Elise’s tree was pretty damn perfect, and she would make no apologies for it. She was an interior designer. She was supposed to care about stuff like that. This year she’d done a peacock theme with lots of deep blues, aquas, and golds and a giant array of peacock feathers on the top in place of a star. But it wasn’t just professional obligation. She loved Christmas. Always had. As a kid, it had been a time when family tensions were lessened.
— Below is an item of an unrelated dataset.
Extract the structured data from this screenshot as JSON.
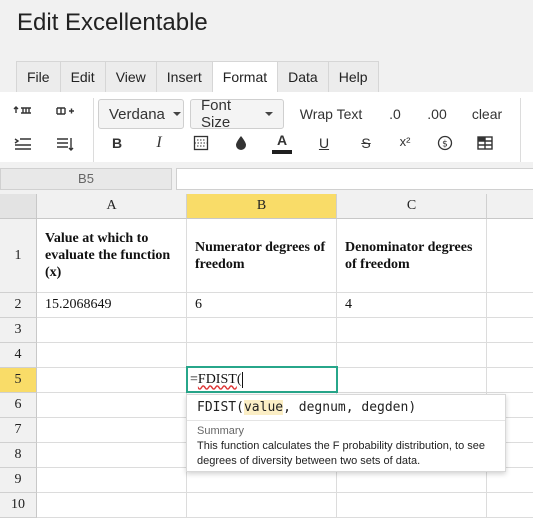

And as an adult, after she’d broken with her parents, it was a time to gather her chosen family of friends around her.
And there was snow. Her beloved snow. Usually.
Damn, she wished it would snow. It wouldn’t change anything about her situation, but she’d always thought a dusting of snow did more than beautify the world. It softened it somehow. Slowed it down. Made the day-to-day grind of life feel less urgent, less demanding. Obscured the details in favor of the outlines of things.
“I didn’t hang that thing there,” she said to Wendy. “I left it in the kitchen after I opened it. Jay thought it was hilarious and stuck it on the tree. I keep taking it off, and he keeps putting it back. He’s messing with me.” Something she found amusing. She liked the way Jay challenged her need for control. He was the only one she would let mar her perfect tree.
Wendy moved to set the ornament on the coffee table, but Jane intercepted it. She smiled as she examined it. “I hate to say it, but I kind of have to agree about the baby crafts.”
Baby crafts. Elise had forgotten for a moment, had allowed herself to be distracted by this talk of Christmas tree ornaments.
“But, hey,” Jane added, squeezing Elise’s shoulder. “Gia’s not here. She snoozes; she loses. So if you decide to keep this baby, Gia can be in charge of crafts. I’ll do baby sign language. Wendy can do lawyers.”
“Lawyers,” Elise echoed.
Wendy swatted Jane behind Elise’s back, and not very subtly.
“You know, if you decide to go with adoption,” Jane said quickly. “Or, like, for wills and stuff.”
They all knew what Jane had meant, though. They all knew how committed Jay was to never having kids.
Which meant they all knew that when Jane referenced lawyers, she was talking about the divorce variety.
Elise sighed. “It was easier when I was barren.”
“Jesus Christ, Elise, barren?” Wendy snapped. “This isn’t the nineteenth century.”
She’d been joking. More dark humor. But Wendy, usually easy with a laugh, had taken her seriously. Which somehow only made it funnier. She giggled. It must have been catching, because Jane joined in. Wendy just glared at both of them, which only made them laugh harder.
Elise held her hands up in a gesture of surrender. “Okay. Not barren. Infertile. Do you like that better?”
“Except you’re not. Clearly.” The pregnancy test was resting on a paper towel on the coffee table in front of them, its pronouncement a tiny but potent billboard. Wendy nodded meaningfully at it.
Elise stopped laughing. Wendy was right. She wasn’t barren. She wasn’t infertile.
She was three-plus weeks pregnant.
And possibly in need of a divorce lawyer.